Op Wikipedia staat alles. Of toch bijna alles, wordt gezegd. Wie de zoekterm Equilibrium ingeeft krijgt heel wat mogelijkheden, waaronder ook een muzikale: een Duitse viking-metalband. Deze omschrijving is ruimschoots voldoende om te beseffen dat het Deens-Belgische trio met dezelfde naam nog niet in de wereldwijde encyclopedie terug te vinden is.
‘Walking Voices’ is het tweede album van Sissel Vera Pettersen, Mikkel Ploug en Joachim Badenhorst (het debuut ‘Equilibrium’ staat nog op naam van het trio Ploug-Pettersen-Badenhorst) en het is er eentje om onder een glazen stolp te plaatsen. Zo fragiel, zacht en genuanceerd klinkt de muziek. De luisteraar wordt mee op wandel genomen door een nevelig landschap waar die afwisselend Nick Drake, Hildegard Von Bingen, múm en Jimmy Giuffre tegenkomt.
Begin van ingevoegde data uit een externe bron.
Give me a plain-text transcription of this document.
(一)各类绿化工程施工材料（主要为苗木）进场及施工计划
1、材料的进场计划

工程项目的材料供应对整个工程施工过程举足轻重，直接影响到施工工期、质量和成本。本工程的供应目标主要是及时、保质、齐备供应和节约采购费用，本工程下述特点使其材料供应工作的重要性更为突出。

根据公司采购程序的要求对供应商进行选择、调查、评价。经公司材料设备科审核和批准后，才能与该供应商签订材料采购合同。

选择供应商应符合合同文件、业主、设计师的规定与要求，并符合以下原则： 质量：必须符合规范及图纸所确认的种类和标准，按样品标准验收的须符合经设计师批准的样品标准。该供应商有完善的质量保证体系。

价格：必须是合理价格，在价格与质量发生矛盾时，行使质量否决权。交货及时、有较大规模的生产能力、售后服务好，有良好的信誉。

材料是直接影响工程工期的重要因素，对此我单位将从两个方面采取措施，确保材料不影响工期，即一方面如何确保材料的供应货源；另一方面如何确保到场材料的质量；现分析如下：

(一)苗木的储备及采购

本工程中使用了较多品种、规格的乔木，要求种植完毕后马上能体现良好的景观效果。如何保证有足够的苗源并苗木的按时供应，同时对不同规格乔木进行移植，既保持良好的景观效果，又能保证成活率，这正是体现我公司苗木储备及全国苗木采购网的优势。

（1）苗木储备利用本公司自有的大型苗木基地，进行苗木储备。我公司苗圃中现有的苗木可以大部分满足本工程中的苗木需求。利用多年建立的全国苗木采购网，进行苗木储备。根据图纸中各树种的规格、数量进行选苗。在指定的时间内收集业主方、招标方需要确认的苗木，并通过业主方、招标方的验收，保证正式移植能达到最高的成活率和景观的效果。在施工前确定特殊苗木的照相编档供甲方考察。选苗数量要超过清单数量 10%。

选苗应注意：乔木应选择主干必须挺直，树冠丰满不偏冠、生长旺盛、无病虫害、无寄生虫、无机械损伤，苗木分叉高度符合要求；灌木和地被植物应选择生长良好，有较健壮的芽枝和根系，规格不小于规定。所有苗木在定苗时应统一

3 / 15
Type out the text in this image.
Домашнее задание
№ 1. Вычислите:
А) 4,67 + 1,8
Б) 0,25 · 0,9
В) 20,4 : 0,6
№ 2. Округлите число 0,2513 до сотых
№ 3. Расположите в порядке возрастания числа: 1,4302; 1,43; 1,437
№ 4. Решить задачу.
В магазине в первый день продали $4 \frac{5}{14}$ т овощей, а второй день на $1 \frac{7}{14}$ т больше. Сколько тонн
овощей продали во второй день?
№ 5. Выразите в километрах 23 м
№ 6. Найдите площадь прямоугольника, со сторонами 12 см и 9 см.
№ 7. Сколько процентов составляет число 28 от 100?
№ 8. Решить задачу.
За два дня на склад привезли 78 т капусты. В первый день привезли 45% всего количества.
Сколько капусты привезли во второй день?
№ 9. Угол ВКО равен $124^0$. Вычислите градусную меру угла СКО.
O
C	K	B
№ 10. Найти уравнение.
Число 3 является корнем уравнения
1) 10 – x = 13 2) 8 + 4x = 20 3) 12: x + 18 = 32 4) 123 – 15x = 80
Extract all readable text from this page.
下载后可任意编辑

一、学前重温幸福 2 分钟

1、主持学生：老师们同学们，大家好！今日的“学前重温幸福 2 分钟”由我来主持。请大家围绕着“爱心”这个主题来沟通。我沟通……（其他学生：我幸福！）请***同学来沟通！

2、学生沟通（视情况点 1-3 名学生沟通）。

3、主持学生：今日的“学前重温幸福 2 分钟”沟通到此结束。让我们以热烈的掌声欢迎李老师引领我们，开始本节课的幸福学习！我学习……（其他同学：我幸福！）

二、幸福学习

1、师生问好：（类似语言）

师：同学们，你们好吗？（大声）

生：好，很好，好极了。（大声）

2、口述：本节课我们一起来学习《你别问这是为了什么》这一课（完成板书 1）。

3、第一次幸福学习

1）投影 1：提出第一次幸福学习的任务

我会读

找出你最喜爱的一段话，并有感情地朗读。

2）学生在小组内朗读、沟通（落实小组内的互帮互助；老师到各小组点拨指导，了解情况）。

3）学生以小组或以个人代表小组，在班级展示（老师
De mengeling van folk, jazz en klassiek mogen dan erg duidelijk zijn: de muziek van Equilibrium laat zich niet vatten. Daarvoor is het spel van kleuren en harmonieën te subtiel. De folkachtige, heldere stem van Pettersen – al dan niet gedrenkt in subtiele elektronica – en de warmte van Badenhorsts (bas)klarinet zorgen voor een delicaat weefsel waarin Ploug op elektrische en akoestische gitaren perfect zijn plaats weet te vinden. Met de meerstemmige mogelijkheden van de gitaar is Ploug bovendien een bepalende factor voor de harmonische ontwikkelingen, zonder daarmee de andere te degraderen tot een louter kleurende rol. De samenklanken lijken immers bijna onvrijwillig te ontstaan door toevallige combinaties van verschillende partijen. Dit gevoel wordt nog versterkt door hun spanningsloze ontwikkeling die aan de klassieke impressionisten doet denken. Zonder gedwongen verloop kan de muziek bijgevolg alle kanten uit, wat die – schijnbaar contradictorisch – ook spannend maakt.
Meer dan eens lijken kleur en harmonie te primeren op het melodische, omdat de melodielijnen soms heel beperkt zijn (niet meer dan een cel van enkele noten) of juist breed uitgesponnen worden, waardoor de lineaire samenhang verdampt. Het verloop van de harmonie is al even flou, maar daarom niet minder geschakeerd. Kleine verschuivingen maken van de schijnbare stabiele onderbouw drijfzand, waardoor zelfs de fundamenten van de muziek onzeker worden, echter zonder drastische breuken op te leveren.
Sommige tracks op ‘Walking Voices’ zijn niet meer dan schetsen en hebben een hoog improvisatorisch gehalte, zoals ‘Whitless’ of ‘Singletrees’, waarbij de drie muzikanten rondzweven als kleine stofdeeltjes die door een plotse lichtinval zichtbaar worden. Andere nummers zijn meer uitgewerkt. ‘Addicted to Changes’ bouwt op vanuit een vloeiende klarinetlijn tot een climax (naar bescheiden Equilibrium-normen, welteverstaan) waarbij de elektronica rijker wordt tot die uiteindelijk over de rand mag stromen. Van een heel ander kaliber is ‘A Word’ waarin haast objectief en mechanisch een kleine muzikale kern van twee noten wordt uitgewerkt tot een steeds veranderende omgeving.
‘Walking Voices’ zal een teleurstellende plaat zijn voor iedereen die het graag gemakkelijk heeft. Bij een oppervlakkige beluistering zal de muziek snel saai en eentonig bevonden worden. Onder het oppervlak zitten echter knappe subtiliteiten. Wie de tijd neemt om die finesses te vatten, is met dit album luisterbeurten zoet en zal moeten vaststellen dat Equilibrium soms verraderlijker klinkt dan, pakweg, Duitse viking-metal.